The IDF seemed to do little more than return fire on the sources of terrorist rocket fire. A tit-for-tat with Hamas.
By 4 am, Israel had agreed to a ceasefire with Gaza’s terrorist overlords, with both sides threatening an escalated response should the violence resume.
“No more excuses!”
The limited and restrained IDF response to such a significant terrorist assault on Israel’s borders and citizens was cause for anger on Wednesday morning.
Israelis were particularly frustrated because this seemingly weak response came from a national religious government under Benjamin Netanyahu that had promised an iron fist against terrorist violence.
Alon Davidi, the longtime mayor of Sderot, the western Negev town most often targeted by Gaza rockets, said the government had effectively “granted immunity” to the terrorists.
“This is a lax policy for which we will pay a price this summer,” read the mayor’s statement, referring to the fact that Israel had failed to deter the next rocket attack.
Davidi further noted that Israel had allowed Hamas and its allies to seize the initiative, giving the terrorists effective control over the lives of half-a-million Israelis living in rocket range.
The criticism also came fast and heavy from within Netanyahu’s own coalition.
“Ramadan is over. The excuses are over. There is no longer any reason for restraint. Now is the time to strike hard at those who seek to harm us,” tweeted Likud MK Danny Danon.
נגמר הרמדאן – נגמרו התירוצים. אין כעת שום סיבה להכלה. זו העת להכות בעוצמה במי שפוגע בנו.
— Danny Danon 🇮🇱 דני דנון (@dannydanon) May 2, 2023
A spokesperson for National Security Minister Itamar Ben-Gvir told Walla News that “the policy of containment has exhausted itself. This time there needs to be an unequivocal and decisive response.”
Opposition leader Yair Lapid yesterday offered his full backing for a strong military response against the Gaza terrorist infrastructure.
A qualitative and quantitative military advantage is only a deterrent if the one possessing that advantage is willing to use it.
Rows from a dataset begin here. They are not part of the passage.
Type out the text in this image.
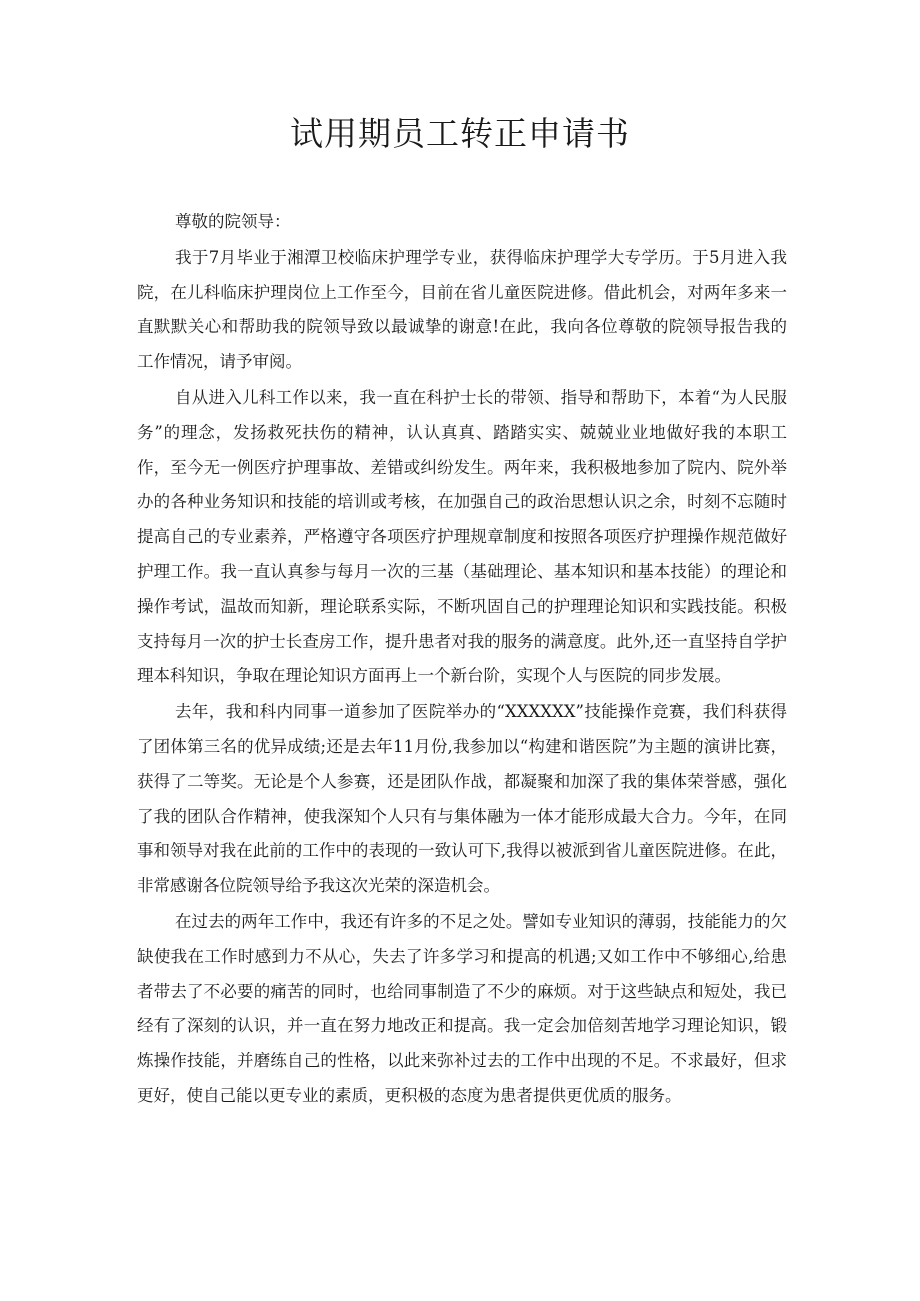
试用期员工转正申请书

尊敬的院领导：

我于7月毕业于湘潭卫校临床护理学专业，获得临床护理学大专学历。于5月进入我院，在儿科临床护理岗位上工作至今，目前在省儿童医院进修。借此机会，对两年多来一直默默关心和帮助我的院领导致以最诚挚的谢意!在此，我向各位尊敬的院领导报告我的工作情况，请予审阅。

自从进入儿科工作以来，我一直在科护士长的带领、指导和帮助下，本着“为人民服务”的理念，发扬救死扶伤的精神，认认真真、踏踏实实、兢兢业业地做好我的本职工作，至今无一例医疗护理事故、差错或纠纷发生。两年来，我积极地参加了院内、院外举办的各种业务知识和技能的培训或考核，在加强自己的政治思想认识之余，时刻不忘随时提高自己的专业素养，严格遵守各项医疗护理规章制度和按照各项医疗护理操作规范做好护理工作。我一直认真参与每月一次的三基（基础理论、基本知识和基本技能）的理论和操作考试，温故而知新，理论联系实际，不断巩固自己的护理理论知识和实践技能。积极支持每月一次的护士长查房工作，提升患者对我的服务的满意度。此外,还一直坚持自学护理本科知识，争取在理论知识方面再上一个新台阶，实现个人与医院的同步发展。

去年，我和科内同事一道参加了医院举办的“XXXXXX”技能操作竞赛，我们科获得了团体第三名的优异成绩;还是去年11月份,我参加以“构建和谐医院”为主题的演讲比赛，获得了二等奖。无论是个人参赛，还是团队作战，都凝聚和加深了我的集体荣誉感，强化了我的团队合作精神，使我深知个人只有与集体融为一体才能形成最大合力。今年，在同事和领导对我在此前的工作中的表现的一致认可下,我得以被派到省儿童医院进修。在此，非常感谢各位院领导给予我这次光荣的深造机会。

在过去的两年工作中，我还有许多的不足之处。譬如专业知识的薄弱，技能能力的欠缺使我在工作时感到力不从心，失去了许多学习和提高的机遇;又如工作中不够细心,给患者带去了不必要的痛苦的同时，也给同事制造了不少的麻烦。对于这些缺点和短处，我已经有了深刻的认识，并一直在努力地改正和提高。我一定会加倍刻苦地学习理论知识，锻炼操作技能，并磨练自己的性格，以此来弥补过去的工作中出现的不足。不求最好，但求更好，使自己能以更专业的素质，更积极的态度为患者提供更优质的服务。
Are Israel’s enemies still afraid of her, still afraid that she’ll unleash a level of military might they don’t possess?
Those are the questions being asked this morning after Israel’s limited and restrained response to a night of Gaza rocket fire.
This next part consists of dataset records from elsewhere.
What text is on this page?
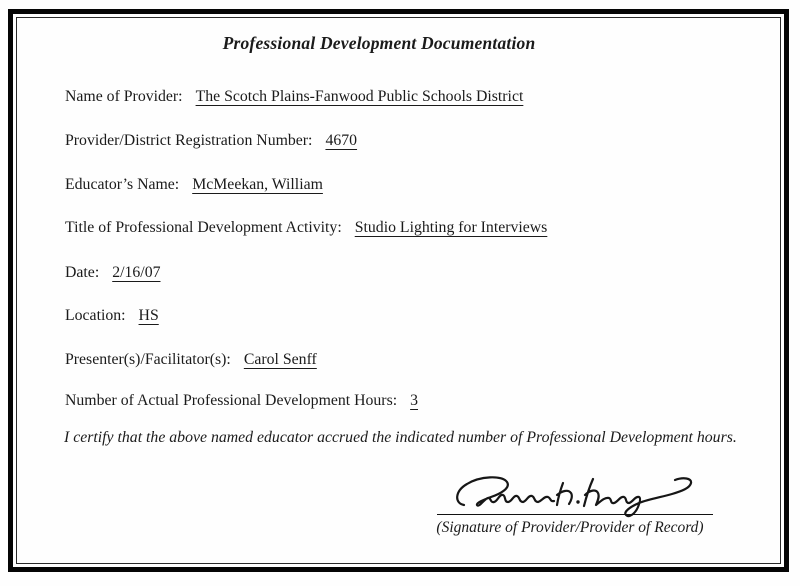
Professional Development Documentation
Name of Provider: The Scotch Plains-Fanwood Public Schools District
Provider/District Registration Number: 4670
Educator’s Name: McMeekan, William
Title of Professional Development Activity: Studio Lighting for Interviews
Date: 2/16/07
Location: HS
Presenter(s)/Facilitator(s): Carol Senff
Number of Actual Professional Development Hours: 3
I certify that the above named educator accrued the indicated number of Professional Development hours.
(Signature of Provider/Provider of Record)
On both sides of the Gaza border people now see a kind of power equivalence between Israel and Hamas. It doesn’t matter that Israel possesses more advanced and powerful weapons if she’s not willing or able to use them in a show of overwhelming force, if she’s not willing or able to wield them to defeat her enemies, rather than merely contain them.
Hamas and Islamic Jihad don’t need to win these confrontations militarily. They only need to show that they can stand toe-to-toe with the mighty IDF.
The picture being painted, at least in the minds of Israel’s enemies, is that even a relatively small and under-equipped force like Hamas or Islamic Jihad can take on the IDF. This in turn encourages other enemies and increases the likelihood of larger armed conflicts.